Prosecutors last year attempted to abandon the trial in light of concerns raised about the admissibility of crucial evidence, but they were ordered to reconsider by the Court of Appeal and confirmed last week that the prosecution would resume.
However, an apparent administrative error yesterday saw the judge in charge of the case directed to attend a courthouse in Derry, while prosecution and defence counsel were told to attend a courthouse in Belfast.
As a result of the error, the case was adjourned for 24 hours.
Earlier today, Sinn Féin MLA Pádraig Delargy called on Northern Ireland’s justice minister to provide the families of Bloody Sunday victims with a “full explanation and apology” for the error.
He said: “I was extremely shocked and saddened to learn of the apparent mix up for the Bloody Sunday families attending the prosecution hearing of Soldier F yesterday. The Bloody Sunday families have campaigned tirelessly for truth and justice for over 50 years. They refused to give up.
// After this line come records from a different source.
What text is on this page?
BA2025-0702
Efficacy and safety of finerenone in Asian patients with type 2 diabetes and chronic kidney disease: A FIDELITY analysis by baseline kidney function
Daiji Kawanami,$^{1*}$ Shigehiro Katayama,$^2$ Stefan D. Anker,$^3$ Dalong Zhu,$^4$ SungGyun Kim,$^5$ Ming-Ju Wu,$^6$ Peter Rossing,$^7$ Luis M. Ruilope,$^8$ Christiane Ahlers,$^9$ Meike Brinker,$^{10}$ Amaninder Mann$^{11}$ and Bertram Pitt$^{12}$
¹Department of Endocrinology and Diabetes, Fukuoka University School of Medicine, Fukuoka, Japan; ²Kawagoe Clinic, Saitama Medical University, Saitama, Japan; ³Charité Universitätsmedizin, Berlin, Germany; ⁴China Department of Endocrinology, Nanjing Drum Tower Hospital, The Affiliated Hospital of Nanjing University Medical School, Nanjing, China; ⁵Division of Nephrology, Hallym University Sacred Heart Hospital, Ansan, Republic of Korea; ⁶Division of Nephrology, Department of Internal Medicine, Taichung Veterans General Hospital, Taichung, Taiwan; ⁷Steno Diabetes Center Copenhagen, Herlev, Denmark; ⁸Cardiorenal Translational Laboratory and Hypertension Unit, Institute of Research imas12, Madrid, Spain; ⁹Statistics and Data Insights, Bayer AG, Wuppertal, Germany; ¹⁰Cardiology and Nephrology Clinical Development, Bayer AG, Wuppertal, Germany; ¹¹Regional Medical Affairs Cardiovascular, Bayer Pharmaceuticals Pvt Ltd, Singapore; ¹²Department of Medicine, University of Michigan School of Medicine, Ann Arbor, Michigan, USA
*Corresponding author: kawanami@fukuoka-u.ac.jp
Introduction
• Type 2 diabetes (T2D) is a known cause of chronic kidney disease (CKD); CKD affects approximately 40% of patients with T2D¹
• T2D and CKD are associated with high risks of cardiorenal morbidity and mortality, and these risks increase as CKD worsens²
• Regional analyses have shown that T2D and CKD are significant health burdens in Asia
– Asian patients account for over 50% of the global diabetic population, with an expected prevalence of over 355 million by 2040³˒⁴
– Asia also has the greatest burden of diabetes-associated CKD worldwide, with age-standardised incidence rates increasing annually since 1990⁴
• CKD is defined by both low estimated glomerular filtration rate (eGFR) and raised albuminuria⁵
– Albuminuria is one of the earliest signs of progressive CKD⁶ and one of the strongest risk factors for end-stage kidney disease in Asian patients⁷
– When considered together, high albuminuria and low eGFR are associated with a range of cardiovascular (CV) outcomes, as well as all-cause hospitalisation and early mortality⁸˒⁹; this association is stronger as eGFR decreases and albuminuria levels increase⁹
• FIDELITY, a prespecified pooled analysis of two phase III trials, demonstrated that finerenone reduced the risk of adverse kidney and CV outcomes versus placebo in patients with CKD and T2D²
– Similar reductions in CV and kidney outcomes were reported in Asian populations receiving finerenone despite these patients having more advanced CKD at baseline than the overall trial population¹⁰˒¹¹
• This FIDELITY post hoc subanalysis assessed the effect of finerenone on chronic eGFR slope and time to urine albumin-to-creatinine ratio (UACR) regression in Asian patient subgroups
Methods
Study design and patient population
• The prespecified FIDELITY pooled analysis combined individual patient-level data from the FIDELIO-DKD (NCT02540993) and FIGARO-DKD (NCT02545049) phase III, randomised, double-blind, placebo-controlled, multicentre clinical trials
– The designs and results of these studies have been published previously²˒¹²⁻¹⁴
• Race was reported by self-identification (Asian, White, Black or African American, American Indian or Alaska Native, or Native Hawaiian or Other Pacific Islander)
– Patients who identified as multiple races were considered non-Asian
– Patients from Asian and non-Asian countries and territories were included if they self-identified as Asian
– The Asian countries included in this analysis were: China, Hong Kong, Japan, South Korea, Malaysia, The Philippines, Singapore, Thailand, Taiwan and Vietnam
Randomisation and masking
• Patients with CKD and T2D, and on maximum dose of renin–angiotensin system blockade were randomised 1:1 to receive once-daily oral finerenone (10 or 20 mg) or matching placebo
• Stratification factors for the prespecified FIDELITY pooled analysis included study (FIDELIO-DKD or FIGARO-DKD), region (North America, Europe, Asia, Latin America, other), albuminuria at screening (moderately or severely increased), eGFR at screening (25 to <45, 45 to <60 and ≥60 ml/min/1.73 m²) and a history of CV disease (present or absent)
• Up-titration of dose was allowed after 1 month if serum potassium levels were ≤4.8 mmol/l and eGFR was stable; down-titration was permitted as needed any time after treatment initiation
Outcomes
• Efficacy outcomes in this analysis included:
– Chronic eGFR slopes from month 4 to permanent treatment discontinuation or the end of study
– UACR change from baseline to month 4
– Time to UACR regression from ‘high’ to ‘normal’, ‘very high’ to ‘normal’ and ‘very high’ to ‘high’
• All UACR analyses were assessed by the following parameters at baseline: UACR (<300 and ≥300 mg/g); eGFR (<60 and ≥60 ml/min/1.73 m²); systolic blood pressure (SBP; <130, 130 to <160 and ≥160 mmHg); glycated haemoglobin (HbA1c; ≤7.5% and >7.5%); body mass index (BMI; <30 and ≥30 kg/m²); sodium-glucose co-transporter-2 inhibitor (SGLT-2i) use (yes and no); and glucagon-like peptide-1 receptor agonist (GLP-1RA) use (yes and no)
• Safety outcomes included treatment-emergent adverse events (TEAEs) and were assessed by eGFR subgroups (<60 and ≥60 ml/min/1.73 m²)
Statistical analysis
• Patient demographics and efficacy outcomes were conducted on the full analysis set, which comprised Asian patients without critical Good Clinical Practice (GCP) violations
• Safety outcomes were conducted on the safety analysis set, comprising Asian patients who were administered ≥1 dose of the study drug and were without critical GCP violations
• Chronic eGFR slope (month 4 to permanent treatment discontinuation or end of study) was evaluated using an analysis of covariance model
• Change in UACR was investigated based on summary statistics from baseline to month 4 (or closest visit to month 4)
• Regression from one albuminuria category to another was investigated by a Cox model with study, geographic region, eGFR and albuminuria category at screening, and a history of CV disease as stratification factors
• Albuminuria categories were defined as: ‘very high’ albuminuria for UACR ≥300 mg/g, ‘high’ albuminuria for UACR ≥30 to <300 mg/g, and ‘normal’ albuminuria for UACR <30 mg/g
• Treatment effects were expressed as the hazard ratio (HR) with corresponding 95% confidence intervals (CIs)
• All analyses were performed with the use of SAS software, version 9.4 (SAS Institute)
“To think that an apparent administration error could delay this court hearing is appalling and an affront to the families. To be set up for an experience which many find retraumatising, only to have the rug pulled out from under them on the day, only adds insult to injury.
“The proper provision which any family would expect was totally absent. Given the sensitive nature of the case I would expect and demand much better of our court services.
“I have asked the Department of Justice to look into this immediately and to come back to the families with a full explanation and apology.”